Bill 57-26 was also approved in the Academic Committee. The bill advocates for the ASMSU to condemn Applied Behavioral Analysis, or ABA, a type of therapy used to improve behaviors of individuals with Autism Spectrum Disorder, or ASD. The bill cites several surveys and studies proving ABA ineffective and unpopular within the ASD community. MSU's Early Learning Institute serves children with ASD and cites ABA as the most effective treatment option for ASD.
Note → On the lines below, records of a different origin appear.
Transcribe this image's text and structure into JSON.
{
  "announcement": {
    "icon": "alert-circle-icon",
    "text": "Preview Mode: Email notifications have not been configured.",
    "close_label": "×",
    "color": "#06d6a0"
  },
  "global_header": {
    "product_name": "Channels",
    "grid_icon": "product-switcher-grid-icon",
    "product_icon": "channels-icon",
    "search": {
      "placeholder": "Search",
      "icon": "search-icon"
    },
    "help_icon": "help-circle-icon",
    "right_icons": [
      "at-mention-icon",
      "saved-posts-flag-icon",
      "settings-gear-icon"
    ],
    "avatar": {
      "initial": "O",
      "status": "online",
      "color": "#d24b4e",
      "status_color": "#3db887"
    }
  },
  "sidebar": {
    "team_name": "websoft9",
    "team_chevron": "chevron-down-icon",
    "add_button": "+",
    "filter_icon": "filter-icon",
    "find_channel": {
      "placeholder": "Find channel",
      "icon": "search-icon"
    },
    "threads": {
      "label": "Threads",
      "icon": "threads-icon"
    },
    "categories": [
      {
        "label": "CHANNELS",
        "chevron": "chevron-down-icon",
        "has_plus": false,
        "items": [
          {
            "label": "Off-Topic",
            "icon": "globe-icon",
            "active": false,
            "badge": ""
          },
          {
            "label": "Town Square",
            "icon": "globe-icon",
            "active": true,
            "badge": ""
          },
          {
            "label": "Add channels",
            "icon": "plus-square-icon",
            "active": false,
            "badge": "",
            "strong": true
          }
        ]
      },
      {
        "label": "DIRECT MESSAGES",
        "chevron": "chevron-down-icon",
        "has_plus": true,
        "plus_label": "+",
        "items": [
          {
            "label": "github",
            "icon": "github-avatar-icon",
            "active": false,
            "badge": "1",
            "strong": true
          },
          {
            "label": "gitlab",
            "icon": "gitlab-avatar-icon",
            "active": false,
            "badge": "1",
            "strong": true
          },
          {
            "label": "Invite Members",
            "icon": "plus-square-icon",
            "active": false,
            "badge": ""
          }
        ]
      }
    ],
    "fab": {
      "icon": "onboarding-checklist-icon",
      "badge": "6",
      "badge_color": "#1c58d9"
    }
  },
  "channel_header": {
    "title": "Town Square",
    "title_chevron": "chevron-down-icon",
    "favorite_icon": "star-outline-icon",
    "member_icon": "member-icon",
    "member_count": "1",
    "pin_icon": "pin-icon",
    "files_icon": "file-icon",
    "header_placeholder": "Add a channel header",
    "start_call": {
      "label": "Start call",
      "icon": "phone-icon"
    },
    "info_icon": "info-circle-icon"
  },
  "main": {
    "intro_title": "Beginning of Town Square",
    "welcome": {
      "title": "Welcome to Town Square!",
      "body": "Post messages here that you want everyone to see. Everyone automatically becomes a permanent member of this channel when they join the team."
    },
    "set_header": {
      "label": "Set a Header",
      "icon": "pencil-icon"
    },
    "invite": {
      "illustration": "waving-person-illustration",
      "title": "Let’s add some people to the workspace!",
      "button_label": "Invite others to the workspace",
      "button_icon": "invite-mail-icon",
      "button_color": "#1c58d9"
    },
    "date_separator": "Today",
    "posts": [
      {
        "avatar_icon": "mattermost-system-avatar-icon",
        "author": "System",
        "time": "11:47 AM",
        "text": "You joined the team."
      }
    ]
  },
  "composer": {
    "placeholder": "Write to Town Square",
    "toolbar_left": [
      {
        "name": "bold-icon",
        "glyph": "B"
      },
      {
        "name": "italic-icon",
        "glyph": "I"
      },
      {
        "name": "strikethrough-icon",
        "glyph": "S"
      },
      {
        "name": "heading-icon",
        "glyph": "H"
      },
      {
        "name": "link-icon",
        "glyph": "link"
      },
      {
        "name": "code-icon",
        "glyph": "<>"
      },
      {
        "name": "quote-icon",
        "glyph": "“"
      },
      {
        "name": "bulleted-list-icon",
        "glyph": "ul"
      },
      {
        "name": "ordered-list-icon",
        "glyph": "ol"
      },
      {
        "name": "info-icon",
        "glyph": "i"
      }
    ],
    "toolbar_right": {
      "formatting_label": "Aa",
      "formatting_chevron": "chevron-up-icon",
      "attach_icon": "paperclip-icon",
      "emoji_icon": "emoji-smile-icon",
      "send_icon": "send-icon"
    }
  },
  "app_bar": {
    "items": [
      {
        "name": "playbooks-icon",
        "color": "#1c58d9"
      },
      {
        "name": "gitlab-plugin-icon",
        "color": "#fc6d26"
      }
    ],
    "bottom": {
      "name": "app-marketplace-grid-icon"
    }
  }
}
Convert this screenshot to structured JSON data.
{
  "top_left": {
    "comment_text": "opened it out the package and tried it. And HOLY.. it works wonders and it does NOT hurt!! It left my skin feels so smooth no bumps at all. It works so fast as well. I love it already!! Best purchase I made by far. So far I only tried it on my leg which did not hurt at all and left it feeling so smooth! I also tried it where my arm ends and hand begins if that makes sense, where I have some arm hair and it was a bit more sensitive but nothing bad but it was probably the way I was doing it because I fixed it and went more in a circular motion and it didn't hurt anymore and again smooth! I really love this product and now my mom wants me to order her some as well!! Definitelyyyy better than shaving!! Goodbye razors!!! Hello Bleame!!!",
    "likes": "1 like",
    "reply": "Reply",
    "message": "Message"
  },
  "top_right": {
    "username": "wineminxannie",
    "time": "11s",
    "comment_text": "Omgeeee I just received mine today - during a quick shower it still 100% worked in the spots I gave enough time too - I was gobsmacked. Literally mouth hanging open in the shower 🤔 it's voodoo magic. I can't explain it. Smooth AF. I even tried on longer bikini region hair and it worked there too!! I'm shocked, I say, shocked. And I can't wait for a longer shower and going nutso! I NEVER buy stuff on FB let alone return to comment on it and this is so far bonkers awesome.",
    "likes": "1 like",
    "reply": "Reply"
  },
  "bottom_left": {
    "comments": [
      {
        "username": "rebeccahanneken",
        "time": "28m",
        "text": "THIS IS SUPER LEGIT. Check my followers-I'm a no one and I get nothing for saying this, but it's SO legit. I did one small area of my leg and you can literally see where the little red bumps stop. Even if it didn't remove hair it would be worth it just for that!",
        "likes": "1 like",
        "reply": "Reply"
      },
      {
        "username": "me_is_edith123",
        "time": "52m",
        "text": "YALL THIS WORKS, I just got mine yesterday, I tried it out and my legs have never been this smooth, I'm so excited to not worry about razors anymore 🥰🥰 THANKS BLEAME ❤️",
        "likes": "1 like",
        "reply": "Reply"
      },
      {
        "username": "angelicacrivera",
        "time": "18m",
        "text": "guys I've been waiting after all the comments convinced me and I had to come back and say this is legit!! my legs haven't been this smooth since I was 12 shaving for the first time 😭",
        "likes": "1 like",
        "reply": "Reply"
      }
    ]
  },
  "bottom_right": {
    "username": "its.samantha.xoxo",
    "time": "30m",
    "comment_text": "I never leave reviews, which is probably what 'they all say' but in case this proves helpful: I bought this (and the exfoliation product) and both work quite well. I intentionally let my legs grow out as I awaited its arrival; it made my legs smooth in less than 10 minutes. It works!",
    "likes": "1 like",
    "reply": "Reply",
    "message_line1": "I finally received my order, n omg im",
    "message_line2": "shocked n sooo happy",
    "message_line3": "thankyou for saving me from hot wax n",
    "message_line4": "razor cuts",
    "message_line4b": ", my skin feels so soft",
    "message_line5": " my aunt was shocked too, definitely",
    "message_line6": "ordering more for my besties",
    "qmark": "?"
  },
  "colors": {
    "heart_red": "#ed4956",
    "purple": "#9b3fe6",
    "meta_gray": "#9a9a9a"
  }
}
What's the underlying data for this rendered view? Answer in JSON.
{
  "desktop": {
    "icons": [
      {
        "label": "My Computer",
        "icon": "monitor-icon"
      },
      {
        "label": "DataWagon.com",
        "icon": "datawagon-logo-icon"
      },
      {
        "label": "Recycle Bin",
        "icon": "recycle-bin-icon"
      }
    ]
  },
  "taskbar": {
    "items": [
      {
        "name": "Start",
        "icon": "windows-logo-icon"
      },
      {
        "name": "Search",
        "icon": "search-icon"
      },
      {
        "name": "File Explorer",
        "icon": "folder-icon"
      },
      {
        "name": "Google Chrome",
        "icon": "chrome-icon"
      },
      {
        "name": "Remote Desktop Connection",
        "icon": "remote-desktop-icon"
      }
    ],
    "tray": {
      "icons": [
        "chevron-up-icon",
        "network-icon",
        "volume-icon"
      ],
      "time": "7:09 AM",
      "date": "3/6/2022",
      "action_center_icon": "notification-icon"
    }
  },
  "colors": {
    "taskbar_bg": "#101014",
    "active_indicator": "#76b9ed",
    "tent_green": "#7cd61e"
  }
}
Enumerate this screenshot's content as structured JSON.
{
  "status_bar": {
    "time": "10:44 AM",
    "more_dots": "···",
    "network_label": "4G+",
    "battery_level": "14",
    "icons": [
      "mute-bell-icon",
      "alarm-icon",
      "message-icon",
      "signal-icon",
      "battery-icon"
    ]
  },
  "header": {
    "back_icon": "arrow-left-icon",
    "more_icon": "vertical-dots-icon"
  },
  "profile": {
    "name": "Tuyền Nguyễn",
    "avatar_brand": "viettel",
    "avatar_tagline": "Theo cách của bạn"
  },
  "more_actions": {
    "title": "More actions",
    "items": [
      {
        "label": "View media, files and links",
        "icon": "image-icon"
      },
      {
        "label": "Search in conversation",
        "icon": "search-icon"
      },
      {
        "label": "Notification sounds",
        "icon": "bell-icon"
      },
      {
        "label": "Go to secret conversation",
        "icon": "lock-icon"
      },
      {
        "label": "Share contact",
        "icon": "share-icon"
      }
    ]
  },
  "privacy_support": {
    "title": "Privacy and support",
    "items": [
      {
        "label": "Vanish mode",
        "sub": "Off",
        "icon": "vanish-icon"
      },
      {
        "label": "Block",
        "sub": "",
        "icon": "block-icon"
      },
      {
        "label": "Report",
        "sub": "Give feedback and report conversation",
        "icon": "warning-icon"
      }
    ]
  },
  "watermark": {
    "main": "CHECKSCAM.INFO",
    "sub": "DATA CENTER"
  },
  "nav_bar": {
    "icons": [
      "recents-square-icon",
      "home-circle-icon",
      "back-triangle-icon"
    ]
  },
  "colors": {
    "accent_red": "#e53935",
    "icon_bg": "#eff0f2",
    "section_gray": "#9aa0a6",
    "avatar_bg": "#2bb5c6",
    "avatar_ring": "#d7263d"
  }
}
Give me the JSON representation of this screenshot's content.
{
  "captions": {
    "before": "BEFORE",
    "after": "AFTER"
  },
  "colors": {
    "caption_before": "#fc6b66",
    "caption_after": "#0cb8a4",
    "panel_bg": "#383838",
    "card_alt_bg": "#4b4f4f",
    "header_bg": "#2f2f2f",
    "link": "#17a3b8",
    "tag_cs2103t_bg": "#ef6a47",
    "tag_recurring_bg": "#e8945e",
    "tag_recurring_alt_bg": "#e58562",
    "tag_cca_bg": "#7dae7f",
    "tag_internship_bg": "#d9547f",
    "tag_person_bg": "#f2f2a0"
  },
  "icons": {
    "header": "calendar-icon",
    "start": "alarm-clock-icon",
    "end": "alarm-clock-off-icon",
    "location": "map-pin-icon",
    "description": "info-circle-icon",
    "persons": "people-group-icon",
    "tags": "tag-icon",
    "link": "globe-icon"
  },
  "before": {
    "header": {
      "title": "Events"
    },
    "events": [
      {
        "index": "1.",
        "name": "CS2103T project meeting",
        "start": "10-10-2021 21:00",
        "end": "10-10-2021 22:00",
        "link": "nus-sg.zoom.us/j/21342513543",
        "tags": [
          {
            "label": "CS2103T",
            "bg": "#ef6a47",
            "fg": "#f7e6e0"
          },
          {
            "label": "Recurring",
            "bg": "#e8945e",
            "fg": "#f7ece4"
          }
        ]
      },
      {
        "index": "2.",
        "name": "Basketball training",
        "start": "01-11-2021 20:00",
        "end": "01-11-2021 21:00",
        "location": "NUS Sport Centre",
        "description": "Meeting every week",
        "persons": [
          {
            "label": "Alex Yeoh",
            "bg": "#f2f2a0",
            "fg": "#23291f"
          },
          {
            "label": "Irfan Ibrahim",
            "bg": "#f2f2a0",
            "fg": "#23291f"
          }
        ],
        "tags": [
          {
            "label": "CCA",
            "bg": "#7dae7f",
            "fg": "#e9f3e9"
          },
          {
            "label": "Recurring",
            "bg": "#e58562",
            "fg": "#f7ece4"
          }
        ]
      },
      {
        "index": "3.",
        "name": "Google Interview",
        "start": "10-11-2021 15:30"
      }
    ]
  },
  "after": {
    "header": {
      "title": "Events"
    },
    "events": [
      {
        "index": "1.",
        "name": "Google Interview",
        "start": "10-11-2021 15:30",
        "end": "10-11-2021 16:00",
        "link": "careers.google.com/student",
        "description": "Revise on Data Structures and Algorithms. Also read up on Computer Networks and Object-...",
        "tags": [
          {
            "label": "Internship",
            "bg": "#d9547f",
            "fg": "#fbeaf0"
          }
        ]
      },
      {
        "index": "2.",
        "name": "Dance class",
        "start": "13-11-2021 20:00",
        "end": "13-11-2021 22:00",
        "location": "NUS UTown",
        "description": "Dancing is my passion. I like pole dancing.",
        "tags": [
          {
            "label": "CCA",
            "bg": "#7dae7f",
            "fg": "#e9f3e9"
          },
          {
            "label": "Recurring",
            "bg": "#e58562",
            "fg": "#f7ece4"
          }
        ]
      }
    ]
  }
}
In the Academic Committee, Bill 57-25 was approved for the GA. It moves to endorse two temporary amendments to the Student Handbook due to the Dean of Students Office seeing an overwhelming increase in student disciplinary referrals. For students who deny these allegations, the case must be heard by the Student Faculty Staff Hearing Board, or SFSB. The board only has 13 members and requires five present student members to establish a quorum. To alleviate the increase in cases, the bill proposes that all ASMSU appointees should have the ability to serve on the SFSB and allow all previously appointed and trained members to serve as alternates. The amendments would expire at the end of the 2020/2021 academic year.

The next GA meeting will take place on Thursday, Oct. 22 at 7 p.m. A link to the meeting can be found on ASMSU's website.

Editor's note: This article has been updated to clarify that Bill 57-26 moved for ASMSU to condemn Applied Behavioral Analysis, not the university.